Have you ever noticed how the way you speak to yourself can impact how you feel? Imagine telling yourself, “I can’t have French fries for dinner.” How does that make you feel? Most people will feel resentful, restricted, and even rebellious when they have a narrative that suggests that they are not allowed to exercise this basic freedom of choice. Now instead, imagine telling yourself, “I can have French fries for dinner, and tonight I am choosing to have a baked potato instead because I know that it will be filling and delicious.” How does that feel different? For many, owning the choice — and even better, having a reason they are making that choice — can feel more empowering and helps to stay in a position of control. This reframe is useful internally, but it can also come in handy when telling others about your food decisions. Contrast — when you are at a party, for instance — telling your friend that you “can’t have the cake” versus you are “choosing to have a fruit plate instead of the cake because pineapples are delicious this season!” There is power in our words!
Practice food awareness
Many people have heard about the concept of “hunger awareness” — tuning into our bodies to assess where we are along the continuum of famished to stuffed. However, another related concept is that of “food awareness,” which refers to how different foods make us feel after we have consumed them. These feelings might be physical — foods can leave us feeling energized/satiated/powerful versus slowed/sleepy/lethargic.

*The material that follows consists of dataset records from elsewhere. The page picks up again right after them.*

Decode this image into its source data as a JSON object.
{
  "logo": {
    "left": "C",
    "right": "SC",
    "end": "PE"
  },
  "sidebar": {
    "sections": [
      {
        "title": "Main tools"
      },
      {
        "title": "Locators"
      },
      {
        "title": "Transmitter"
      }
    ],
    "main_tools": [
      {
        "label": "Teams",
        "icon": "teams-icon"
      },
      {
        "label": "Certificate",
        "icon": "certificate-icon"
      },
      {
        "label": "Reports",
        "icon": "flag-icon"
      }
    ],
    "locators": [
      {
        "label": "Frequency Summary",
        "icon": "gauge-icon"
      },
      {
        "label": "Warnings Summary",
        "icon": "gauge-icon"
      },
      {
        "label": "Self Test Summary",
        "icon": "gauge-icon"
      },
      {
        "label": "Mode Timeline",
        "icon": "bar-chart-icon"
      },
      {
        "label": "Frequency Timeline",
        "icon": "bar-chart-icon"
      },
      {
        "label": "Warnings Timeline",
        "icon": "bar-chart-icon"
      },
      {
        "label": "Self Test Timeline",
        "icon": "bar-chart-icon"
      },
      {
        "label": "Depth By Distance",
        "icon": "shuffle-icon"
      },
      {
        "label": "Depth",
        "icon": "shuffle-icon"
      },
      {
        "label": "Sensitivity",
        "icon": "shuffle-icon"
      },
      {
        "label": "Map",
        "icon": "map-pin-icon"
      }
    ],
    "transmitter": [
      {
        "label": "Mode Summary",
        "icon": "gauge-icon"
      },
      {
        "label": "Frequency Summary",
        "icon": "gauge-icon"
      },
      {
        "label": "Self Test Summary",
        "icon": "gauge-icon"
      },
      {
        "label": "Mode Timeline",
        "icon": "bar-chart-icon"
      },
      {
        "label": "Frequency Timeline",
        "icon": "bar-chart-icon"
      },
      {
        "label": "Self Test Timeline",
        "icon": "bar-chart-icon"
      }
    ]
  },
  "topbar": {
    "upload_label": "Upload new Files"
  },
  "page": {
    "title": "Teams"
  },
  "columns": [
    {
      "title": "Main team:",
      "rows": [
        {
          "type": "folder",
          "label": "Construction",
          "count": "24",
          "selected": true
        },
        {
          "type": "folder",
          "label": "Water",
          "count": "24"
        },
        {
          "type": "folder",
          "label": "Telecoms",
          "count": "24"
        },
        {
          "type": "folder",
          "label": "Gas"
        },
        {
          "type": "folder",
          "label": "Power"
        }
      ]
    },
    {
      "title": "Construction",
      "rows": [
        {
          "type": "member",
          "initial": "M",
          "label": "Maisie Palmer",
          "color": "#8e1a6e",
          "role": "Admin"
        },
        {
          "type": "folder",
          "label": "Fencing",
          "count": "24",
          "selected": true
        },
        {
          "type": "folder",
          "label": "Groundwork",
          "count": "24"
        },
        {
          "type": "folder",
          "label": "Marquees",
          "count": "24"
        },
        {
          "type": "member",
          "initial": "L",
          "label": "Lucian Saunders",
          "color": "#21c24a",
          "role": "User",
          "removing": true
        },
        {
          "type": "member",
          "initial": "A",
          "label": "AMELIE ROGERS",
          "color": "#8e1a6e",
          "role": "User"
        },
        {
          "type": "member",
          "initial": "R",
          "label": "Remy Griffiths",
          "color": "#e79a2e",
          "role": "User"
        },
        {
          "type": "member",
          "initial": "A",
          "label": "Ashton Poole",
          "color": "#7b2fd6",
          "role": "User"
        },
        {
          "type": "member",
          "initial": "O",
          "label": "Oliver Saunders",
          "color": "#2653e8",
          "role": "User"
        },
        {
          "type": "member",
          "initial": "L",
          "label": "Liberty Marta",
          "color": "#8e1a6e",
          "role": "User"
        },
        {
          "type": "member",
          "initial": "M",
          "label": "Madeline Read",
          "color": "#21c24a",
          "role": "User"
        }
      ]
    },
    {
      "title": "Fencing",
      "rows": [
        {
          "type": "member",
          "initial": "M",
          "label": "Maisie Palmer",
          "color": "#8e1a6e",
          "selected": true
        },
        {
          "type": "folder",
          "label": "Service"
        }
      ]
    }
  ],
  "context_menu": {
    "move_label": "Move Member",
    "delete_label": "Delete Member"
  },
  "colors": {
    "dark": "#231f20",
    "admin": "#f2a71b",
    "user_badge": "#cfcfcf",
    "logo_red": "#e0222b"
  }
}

They can also be emotional or cognitive — foods can leave us feeling comforted/satisfied versus stimulated/craving. There may be a time and a place for all kinds of post-food feelings, but it can be interesting and helpful to remain intentional and purposefully choose foods with the aftereffects you are seeking in the moment. There is no right or wrong, good or bad, here. It is the awareness that is key.
Diversify your happiness portfolio
As mentioned earlier, so many of us go to food to fill so many of our needs — comfort, companionship, stimulation, celebration. While there is nothing wrong with food playing a role in some of these functions, we start to get into trouble when we rely exclusively on food to cope with any and all emotions that arise. Instead, it can be helpful to develop alternative systems and strategies to meet these needs when they arise so that we have a more diversified and varied menu of options. Even though food might always be the cheapest, quickest, most convenient, most powerful way to feel better, there are plenty of other options — spending time with loved ones, being in nature, learning a new skill, consuming visual or auditory arts — to give us that serotonin/dopamine hit we are accustomed to reaching through food. With some practice going to these other coping skills, they can feel more natural over time and take the pressure off food in serving that role.
These techniques are just the beginnings of slowly trying to improve your relationship with food. It is important to remember that adopting these tactics will take time, as old habits die hard. However, it is a worthwhile pursuit and certainly becomes easier with practice and intentionality.